Differentiate the following functions with respect to x :

Let $y=(\log \sin x)^{2}$

On differentiating y with respect to $x$, we get

$\frac{\mathrm{dy}}{\mathrm{dx}}=\frac{\mathrm{d}}{\mathrm{dx}}\left[(\log (\sin \mathrm{x}))^{2}\right]$

We know $\frac{d}{d x}\left(x^{n}\right)=n x^{n-1}$

$\Rightarrow \frac{d y}{d x}=2(\log (\sin x))^{2-1} \frac{d}{d x}[\log (\sin x)]$ [using chain rule]

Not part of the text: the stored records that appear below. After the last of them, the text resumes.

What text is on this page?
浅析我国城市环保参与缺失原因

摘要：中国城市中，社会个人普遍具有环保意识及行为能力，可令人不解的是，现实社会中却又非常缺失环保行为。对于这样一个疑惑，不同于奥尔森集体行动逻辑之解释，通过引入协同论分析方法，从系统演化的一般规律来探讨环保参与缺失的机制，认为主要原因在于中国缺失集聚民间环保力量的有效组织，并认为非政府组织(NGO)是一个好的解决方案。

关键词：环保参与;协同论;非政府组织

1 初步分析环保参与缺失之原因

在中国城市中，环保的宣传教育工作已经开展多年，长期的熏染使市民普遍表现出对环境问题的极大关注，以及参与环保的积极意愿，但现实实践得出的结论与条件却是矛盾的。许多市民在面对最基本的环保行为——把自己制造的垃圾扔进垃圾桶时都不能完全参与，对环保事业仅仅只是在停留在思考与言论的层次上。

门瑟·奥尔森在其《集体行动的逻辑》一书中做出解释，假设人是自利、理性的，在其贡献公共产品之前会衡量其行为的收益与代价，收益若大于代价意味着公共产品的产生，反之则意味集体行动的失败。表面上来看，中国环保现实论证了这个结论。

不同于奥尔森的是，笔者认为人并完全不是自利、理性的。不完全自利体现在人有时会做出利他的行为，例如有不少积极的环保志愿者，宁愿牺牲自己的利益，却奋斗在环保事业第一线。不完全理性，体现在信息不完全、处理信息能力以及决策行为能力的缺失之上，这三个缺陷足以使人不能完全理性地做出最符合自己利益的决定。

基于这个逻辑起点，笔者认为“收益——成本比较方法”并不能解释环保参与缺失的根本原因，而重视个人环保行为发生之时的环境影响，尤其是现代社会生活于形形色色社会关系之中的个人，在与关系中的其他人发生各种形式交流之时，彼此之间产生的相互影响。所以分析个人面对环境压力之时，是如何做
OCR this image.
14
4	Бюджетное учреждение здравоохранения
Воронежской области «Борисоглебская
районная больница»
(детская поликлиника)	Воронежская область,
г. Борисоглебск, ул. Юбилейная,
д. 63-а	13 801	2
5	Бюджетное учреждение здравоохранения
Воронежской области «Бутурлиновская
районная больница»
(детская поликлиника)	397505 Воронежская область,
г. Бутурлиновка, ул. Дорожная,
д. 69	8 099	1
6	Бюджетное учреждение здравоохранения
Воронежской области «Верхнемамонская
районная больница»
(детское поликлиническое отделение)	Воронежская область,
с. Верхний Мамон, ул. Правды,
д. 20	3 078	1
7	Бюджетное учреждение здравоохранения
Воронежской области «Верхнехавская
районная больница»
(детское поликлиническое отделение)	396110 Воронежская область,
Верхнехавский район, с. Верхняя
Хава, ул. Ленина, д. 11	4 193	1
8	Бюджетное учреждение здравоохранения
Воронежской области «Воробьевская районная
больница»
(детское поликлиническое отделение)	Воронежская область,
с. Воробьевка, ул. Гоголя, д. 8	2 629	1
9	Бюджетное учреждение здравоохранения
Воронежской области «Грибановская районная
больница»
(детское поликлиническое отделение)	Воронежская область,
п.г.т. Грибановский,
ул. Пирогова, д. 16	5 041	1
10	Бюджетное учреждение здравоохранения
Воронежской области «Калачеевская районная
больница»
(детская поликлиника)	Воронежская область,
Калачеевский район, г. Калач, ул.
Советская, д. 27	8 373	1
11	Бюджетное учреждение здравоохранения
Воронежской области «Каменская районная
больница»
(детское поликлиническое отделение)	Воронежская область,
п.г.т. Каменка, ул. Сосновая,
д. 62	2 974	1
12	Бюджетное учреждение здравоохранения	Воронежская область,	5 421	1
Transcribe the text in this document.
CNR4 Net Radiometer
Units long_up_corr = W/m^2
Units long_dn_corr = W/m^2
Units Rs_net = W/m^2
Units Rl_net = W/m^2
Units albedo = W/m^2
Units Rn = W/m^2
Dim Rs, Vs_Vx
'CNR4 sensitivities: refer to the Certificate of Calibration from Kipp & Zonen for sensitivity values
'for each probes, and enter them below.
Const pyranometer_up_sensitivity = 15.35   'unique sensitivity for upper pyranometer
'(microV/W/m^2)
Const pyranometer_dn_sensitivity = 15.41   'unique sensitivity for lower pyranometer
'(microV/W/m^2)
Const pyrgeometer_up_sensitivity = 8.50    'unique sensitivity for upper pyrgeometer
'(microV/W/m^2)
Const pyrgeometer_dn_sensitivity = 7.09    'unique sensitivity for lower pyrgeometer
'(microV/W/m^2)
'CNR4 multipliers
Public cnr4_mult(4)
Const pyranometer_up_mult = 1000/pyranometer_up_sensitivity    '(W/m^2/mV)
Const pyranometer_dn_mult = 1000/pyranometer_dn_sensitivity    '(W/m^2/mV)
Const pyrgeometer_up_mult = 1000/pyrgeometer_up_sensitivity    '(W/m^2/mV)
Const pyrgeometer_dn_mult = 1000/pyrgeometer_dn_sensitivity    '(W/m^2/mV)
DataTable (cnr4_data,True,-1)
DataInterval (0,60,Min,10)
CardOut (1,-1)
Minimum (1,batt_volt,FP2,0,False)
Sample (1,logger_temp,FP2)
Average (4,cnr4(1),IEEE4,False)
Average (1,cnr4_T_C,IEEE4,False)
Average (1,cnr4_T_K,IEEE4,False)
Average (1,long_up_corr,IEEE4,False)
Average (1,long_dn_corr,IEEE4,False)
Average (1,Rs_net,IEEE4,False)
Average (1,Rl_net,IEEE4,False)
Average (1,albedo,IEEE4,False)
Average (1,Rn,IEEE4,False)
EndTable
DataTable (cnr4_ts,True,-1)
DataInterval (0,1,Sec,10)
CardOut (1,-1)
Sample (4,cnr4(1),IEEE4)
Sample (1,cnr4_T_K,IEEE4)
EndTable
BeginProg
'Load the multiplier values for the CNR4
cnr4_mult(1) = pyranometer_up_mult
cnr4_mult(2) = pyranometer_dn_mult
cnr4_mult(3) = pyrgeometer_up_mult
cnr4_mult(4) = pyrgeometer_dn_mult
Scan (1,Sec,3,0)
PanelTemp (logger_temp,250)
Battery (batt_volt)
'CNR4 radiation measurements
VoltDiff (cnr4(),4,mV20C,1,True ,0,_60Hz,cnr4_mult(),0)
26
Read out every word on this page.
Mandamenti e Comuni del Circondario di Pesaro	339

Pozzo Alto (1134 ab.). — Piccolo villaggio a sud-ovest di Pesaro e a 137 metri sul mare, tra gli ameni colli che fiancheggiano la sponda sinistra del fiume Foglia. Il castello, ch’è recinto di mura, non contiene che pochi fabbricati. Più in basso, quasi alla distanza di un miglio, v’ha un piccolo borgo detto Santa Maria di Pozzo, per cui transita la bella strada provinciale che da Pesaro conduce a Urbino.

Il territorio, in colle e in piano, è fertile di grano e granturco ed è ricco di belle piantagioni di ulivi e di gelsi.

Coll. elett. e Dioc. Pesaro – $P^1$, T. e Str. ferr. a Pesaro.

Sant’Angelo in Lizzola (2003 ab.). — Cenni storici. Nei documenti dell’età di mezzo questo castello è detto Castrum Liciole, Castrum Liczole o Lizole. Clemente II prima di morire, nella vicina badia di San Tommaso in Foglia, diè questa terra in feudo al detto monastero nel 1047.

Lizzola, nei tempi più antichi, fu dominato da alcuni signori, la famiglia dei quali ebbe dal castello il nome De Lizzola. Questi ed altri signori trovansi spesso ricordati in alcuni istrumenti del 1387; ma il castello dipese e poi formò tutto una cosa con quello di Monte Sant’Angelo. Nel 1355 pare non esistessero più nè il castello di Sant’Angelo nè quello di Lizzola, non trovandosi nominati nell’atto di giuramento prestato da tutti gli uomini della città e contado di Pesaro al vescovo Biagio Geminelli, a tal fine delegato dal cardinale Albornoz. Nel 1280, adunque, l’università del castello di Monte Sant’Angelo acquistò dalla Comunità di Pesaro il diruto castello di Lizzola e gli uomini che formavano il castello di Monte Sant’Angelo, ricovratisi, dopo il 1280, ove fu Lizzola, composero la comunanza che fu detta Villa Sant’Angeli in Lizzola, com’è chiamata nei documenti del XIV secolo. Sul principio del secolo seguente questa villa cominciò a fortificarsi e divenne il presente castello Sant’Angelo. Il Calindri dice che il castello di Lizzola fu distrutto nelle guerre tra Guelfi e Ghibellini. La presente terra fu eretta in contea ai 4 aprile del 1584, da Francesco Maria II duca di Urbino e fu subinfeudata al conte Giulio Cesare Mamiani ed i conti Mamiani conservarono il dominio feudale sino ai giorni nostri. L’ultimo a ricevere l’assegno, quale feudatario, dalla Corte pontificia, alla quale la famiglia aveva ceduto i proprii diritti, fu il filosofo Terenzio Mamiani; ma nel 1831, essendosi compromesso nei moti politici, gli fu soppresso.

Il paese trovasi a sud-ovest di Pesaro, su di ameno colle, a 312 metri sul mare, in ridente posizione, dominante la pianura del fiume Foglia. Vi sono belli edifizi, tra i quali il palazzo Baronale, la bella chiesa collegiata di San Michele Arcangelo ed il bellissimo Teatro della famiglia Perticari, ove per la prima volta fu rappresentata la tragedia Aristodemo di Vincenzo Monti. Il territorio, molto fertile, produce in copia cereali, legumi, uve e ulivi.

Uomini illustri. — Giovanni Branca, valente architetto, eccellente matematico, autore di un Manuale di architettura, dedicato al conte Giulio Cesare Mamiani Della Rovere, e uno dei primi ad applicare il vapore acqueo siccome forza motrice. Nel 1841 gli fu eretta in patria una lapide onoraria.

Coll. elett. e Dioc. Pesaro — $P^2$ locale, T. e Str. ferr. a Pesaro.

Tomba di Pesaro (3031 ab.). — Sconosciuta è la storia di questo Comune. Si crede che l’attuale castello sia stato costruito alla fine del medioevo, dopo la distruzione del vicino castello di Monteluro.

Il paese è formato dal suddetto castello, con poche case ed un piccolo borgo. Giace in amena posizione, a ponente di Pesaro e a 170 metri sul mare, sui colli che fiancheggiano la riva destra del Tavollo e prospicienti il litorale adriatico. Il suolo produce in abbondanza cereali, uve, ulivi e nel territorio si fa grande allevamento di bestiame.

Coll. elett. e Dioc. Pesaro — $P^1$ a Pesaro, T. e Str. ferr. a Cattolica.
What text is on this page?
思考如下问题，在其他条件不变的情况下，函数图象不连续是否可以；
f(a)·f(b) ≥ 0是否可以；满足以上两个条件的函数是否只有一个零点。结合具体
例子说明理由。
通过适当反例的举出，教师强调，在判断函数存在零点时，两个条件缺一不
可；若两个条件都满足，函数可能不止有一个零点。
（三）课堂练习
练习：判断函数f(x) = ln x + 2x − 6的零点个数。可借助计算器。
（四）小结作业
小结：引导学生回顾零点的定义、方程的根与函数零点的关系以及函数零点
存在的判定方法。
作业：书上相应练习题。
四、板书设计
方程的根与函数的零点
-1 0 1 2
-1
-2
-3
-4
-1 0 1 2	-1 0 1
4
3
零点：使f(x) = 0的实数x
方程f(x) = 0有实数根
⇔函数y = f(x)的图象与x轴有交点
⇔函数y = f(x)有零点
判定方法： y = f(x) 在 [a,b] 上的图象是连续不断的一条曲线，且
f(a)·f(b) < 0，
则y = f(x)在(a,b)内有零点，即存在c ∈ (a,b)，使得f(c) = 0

$\Rightarrow \frac{d y}{d x}=2 \log (\sin x) \frac{d}{d x}[\log (\sin x)]$

We have $\frac{d}{d x}(\log x)=\frac{1}{x}$

$\Rightarrow \frac{d y}{d x}=2 \log (\sin x)\left[\frac{1}{\sin x} \frac{d}{d x}(\sin x)\right]$ [using chain rule]

$\Rightarrow \frac{d y}{d x}=\frac{2}{\sin x} \log (\sin x) \frac{d}{d x}(\sin x)$

However, $\frac{d}{d x}(\sin x)=\cos x$

$\Rightarrow \frac{d y}{d x}=\frac{2}{\sin x} \log (\sin x) \cos x$

$\Rightarrow \frac{\mathrm{dy}}{\mathrm{dx}}=2\left(\frac{\cos \mathrm{x}}{\sin \mathrm{x}}\right) \log (\sin \mathrm{x})$

$\therefore \frac{d y}{d x}=2 \cot x \log (\sin x)$

Thus, $\frac{d}{d x}\left[(\log (\sin x))^{2}\right]=2 \cot x \log (\sin x)$